While it is commonly understood, and studies have confirmed, that there is a relationship between having an unhappy childhood and having an unhappy and unfulfilling adult life, less commonly studied are the effects of a happy childhood on a person's adult life.
A recent study found that, perhaps not surprisingly, people who have happy teen years tend to be happier as adults. The thing that was surprising about the study was that it found that the happy adults were much more likely to be divorced than their less-happy peers.
The study was completed by psychologists from the University of Cambridge and the MRC Unit for Lifelong Health and Ageing. They used data from nearly three thousand individuals who were born in 1946.
At ages thirteen and fifteen, the children were rated by their teachers on characteristics that denoted happiness and strong social adjustment, as well as negative characteristics.
Some of the positive choices for ratings were: unusually happy and contented, makes friends extremely easily, and extremely energetic, never tired.
Negative conduct like lying, disobedience, restlessness, daydreaming, and emotional problems such as anxiety, fearfulness, diffidence, avoidance of attention, etc., were also recorded.
The results were compared with the same subjects' mental health and relationships several decades later. Teens rated positively were much more likely to have higher levels of well-being in middle age.
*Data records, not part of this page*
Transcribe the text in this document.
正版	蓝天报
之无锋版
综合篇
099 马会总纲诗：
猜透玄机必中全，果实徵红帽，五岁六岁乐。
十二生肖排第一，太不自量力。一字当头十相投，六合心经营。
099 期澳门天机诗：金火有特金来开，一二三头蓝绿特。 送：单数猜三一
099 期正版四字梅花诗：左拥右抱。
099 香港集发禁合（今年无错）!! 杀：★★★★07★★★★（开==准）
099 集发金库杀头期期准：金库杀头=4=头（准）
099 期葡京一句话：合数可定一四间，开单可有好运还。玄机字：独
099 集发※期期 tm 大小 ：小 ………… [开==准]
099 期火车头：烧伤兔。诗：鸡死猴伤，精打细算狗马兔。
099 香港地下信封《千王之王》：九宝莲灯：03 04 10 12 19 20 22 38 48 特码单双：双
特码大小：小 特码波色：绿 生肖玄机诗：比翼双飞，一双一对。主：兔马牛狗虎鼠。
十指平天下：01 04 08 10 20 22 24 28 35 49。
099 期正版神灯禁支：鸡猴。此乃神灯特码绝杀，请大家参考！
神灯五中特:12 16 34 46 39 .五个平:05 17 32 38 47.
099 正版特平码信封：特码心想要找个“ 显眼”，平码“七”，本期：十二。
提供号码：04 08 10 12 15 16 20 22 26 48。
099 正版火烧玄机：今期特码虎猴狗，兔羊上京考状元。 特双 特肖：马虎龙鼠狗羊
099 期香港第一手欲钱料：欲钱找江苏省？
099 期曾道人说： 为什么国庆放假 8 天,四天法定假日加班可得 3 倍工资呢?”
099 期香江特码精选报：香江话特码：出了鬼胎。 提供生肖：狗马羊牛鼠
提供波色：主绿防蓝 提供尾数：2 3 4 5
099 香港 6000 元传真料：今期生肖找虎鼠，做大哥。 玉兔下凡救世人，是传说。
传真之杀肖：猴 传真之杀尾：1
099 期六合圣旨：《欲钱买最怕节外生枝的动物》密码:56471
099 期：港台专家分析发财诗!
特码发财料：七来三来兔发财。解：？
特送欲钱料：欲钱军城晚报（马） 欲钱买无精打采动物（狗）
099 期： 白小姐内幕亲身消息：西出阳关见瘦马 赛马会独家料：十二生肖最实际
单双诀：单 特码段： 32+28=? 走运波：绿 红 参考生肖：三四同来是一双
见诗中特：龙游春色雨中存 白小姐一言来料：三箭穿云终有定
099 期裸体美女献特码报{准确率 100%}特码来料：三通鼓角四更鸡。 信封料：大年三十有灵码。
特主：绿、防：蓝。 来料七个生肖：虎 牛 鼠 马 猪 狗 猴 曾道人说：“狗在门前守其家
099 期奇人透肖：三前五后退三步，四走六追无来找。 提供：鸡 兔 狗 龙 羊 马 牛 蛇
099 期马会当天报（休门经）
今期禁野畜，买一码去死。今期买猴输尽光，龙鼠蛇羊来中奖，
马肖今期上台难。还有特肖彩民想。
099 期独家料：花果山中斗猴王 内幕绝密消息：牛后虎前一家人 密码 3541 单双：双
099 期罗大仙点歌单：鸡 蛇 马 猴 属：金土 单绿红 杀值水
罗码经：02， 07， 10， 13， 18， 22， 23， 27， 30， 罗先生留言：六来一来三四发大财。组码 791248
They had higher work satisfaction, more frequent contact with family and friends, and more regular engagement in social and leisure activities.
The happy teens were much less likely to develop mental disorders: sixty percent less likely than their peers.
Pittsburgh divorce attorneys noted that the study concluded that happiness or unhappiness had no bearing on the subjects' likelihood of getting married. The surprise was that the happy teens (and then happy adults) were far more likely to be divorced than the less-happy peers.
The researchers could not conclude exactly why this was the case, but they hypothesized that the happy people had greater self-esteem and self-efficacy that made them more willing and able to leave a bad marriage.